Article ID Journal Published Year Pages File Type
83332 Applied Geography 2014 10 Pages PDF
Abstract

•We studied land cover changes on both sides of the Austrian–Czech border (1952–2009).•Two dissimilar political and socioeconomic systems led to different landscape patterns.•Environmental conditions had a similar influence in the two countries.•Study presents a markedly more homogenous landscape pattern in the Czech Republic.
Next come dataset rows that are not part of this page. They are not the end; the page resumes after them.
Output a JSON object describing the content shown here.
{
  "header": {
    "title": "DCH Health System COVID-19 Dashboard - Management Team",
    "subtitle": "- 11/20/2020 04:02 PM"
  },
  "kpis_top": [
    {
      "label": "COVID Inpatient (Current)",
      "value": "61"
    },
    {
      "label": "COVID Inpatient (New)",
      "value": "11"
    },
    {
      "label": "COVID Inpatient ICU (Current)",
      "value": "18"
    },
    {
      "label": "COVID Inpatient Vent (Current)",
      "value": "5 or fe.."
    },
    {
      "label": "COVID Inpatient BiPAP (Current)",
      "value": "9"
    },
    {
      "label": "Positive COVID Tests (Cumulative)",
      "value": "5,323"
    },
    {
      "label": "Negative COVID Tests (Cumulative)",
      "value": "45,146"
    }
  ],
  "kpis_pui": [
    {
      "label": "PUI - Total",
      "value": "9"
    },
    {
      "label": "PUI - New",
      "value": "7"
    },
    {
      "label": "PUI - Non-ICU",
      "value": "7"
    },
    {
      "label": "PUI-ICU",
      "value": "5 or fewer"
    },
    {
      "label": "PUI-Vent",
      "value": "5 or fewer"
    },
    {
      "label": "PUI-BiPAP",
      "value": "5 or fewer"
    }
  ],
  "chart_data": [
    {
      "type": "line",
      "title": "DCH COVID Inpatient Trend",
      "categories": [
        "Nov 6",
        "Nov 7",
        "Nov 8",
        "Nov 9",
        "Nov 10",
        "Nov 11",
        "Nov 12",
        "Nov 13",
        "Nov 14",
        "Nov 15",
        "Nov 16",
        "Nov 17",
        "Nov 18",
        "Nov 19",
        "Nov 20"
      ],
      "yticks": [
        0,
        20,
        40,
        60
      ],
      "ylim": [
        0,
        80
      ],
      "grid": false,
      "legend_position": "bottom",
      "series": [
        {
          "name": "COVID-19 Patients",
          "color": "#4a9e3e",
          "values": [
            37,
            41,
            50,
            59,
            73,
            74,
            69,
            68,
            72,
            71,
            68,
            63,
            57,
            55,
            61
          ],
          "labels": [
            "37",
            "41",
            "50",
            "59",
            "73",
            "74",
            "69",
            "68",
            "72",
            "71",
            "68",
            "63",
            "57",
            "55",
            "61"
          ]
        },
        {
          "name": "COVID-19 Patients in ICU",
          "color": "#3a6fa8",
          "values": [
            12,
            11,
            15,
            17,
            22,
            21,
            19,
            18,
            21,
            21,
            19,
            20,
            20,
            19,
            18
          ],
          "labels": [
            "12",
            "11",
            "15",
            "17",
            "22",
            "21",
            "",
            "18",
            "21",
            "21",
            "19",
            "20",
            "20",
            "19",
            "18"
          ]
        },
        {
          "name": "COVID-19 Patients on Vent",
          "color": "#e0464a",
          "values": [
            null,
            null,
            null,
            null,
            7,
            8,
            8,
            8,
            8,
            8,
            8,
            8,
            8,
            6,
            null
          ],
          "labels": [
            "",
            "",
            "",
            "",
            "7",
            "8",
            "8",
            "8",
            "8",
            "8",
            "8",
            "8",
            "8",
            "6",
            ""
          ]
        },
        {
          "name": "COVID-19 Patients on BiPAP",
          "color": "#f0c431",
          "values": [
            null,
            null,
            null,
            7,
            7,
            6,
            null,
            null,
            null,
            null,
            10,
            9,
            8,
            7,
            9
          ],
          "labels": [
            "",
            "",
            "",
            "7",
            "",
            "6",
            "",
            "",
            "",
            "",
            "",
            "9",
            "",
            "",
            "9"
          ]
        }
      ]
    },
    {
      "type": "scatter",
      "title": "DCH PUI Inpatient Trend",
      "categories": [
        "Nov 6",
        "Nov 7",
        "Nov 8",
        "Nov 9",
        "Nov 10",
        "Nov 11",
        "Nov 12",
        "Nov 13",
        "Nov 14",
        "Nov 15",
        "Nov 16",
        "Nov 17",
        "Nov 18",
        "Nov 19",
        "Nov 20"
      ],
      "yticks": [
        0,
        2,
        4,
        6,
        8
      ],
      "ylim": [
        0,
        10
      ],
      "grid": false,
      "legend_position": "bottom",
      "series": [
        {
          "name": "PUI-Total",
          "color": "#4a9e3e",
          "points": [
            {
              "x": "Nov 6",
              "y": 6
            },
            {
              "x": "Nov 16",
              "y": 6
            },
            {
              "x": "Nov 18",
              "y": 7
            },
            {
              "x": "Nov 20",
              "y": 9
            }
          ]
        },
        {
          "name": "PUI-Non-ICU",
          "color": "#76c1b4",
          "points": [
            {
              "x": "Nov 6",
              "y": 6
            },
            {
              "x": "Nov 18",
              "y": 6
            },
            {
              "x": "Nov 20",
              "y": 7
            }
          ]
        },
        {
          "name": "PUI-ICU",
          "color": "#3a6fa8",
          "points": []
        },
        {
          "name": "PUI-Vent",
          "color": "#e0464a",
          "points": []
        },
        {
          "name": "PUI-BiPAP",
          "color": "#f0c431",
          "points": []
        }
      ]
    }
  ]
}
Cross-border research enables studying the importance of broad-scale political and socioeconomic factors on land-cover changes. Our plot-based study using GIS analysis of interpreted aerial photographs evaluates changes in rural landscape patterns on both sides of the Austrian–Czech border during 1952–2009. The method compares 20 pairs of 1 × 1 km unit square samples distributed along the entire common border and equally divided into four growing regions. Our findings confirm the key significance of historically dissimilar political and socioeconomic systems in the two countries that led to the occurrence of decidedly different farmland and landscape patterns in similar environmental conditions. Broad-scale political and socioeconomic factors also markedly affected the rates of change and direction of trends in landscape development during the examined period. The variability of environmental conditions had a similar influence in the two countries on the proportions of farmland and of permanent elements. We did not, however, confirm an influence of the environmental factors on heterogeneity of the landscapes. Overall, the study presents a markedly more homogenous landscape pattern in the Czech Republic than in Austria. While between 1952 and 2009 the agricultural landscapes increased in homogeneity in both countries, this occurred more so in the Czech Republic than in Austria.